It's not that he brings up Java, it's his attitude that Java is somehow faster than C++ as a language which makes no sense and is fallacious.
JVM has dynamic dead code elimination. If you set your logging level to INFO or ERROR, and you've got plenty of if (logger.isDebugLoggingEnabled) calls in your code, those ifs will be completely elided, as they are guaranteed to be always false until someone turns the debug logging on. C++ can't do that. The only thing you can do is ship two different builds to the customer - one with debug logging and another without. Additionally, the debug-build will have overhead everywhere, while in Java you can selectively enable logging for a few classes and you pay only for that. So you don't pay for what you don't use.
Although I accept that there are situations where using a logging framework might be justified or even necessary, there are also situations where you really don't need something so complicated.
chrisname, I can somewhat agree but I'd still rather use a library! I'd rather use something that someone else constantly updates than spend my own time on it. It's a bit redundant otherwise and I don't think I can do a better job than someone who spends more time into research on properly implementing logging features (albeit they are not complicated, I believe this concept can apply to anything).
If I want detailed logging for say server code or client code for network connections, for example, then I would use a library. Usually, I just check if the thing does what I want and if it doesn't I simply output an error message to a file. I could go either way, but if it is complex I would use a library to save time developing the tools and be able to just focus on the code of my program.
I guess it's a difference of approach then. Personally, in many cases, I would rather reinvent the wheel than have extra dependencies except where using a library removes a lot of work. I like keeping my programs as small as possible, with as little superfluous code and dependencies as possible, so if I think I can do mostly the same thing the library does with less code then that's what I do. Also, I like my code to be highly structured and uniform, and using libraries is an obstacle to that since every library developer has his own coding style, which means I end up writing wrappers for everything anyway. Finally, lots of popular libraries for various things are really horribly designed (mostly C libraries, particularly Gtk: The Oversized Toolkit That Couldn't (have been written in C++ so they could stop doing that horrible fake-OOP thing), FFmpeg: Prepare to Write Boilerplate Edition and libarchive in Everybody Loves Function Pointers).
Conveniently, most Boost libraries fit all of my criteria: small (many of them are just header files), highly structured, use largely the same naming conventions I do, and well-designed. If Jesus had been a programmer, he would have used Boost.
chrisname, I try and keep a balance... efficiency with productivity. Large projects are fine if they're structured well and your build system can handle it (unfortunately, I run into more building issues than is comfortable, I sometimes just resort to a bash script or tup file since I'm never happy with any current build system).

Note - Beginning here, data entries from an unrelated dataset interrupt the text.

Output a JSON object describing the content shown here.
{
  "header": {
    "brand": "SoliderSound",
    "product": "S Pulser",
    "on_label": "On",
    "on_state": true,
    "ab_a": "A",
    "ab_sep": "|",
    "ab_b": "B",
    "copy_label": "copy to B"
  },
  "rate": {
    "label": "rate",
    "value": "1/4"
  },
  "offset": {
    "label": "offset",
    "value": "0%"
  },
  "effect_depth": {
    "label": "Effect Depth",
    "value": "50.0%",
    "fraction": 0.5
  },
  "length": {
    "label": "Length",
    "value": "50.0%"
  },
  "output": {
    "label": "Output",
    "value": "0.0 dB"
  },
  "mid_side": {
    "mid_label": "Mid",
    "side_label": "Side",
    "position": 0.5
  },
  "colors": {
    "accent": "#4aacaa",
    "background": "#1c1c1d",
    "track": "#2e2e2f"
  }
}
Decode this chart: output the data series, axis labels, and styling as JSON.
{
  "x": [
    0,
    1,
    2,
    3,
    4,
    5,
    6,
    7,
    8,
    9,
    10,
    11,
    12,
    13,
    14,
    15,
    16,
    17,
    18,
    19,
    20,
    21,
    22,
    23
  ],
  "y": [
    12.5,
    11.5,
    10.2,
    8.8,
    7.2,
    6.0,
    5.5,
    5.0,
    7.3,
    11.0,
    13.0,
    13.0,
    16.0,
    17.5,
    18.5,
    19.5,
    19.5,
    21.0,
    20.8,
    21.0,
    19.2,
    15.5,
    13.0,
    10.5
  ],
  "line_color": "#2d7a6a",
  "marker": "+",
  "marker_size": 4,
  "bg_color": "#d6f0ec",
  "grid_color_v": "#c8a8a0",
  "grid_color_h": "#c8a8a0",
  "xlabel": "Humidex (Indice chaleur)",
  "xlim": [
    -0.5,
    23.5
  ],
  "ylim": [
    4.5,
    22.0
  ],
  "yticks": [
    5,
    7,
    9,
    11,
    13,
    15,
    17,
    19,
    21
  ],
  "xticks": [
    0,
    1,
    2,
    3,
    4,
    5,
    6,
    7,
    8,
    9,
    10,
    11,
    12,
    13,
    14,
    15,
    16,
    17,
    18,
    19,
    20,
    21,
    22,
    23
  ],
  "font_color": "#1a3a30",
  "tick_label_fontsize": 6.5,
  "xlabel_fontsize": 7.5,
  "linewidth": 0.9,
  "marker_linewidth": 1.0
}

I end up taking longer than usual with my projects. After I get a lot done, feel a surge of OCD, where I try to make my code as neat as possible, using the least code possible, and sometimes I end up breaking what I spent 2 days working on, ending up with me spending 1 day making it work again. It's sad, really.
I know exactly what you mean chris. I hate the way SDL is structured and stuff, so I just take a few hours to write a wrapper (Not always OOP, I hate when people think you MUST use OOP for everything), then a day or two testing and fixing bugs.
(BTW I actually am not diagnosed with OCD)
EDIT: Actually, I think I do have OCD. I do tend to over-analyze things a lot.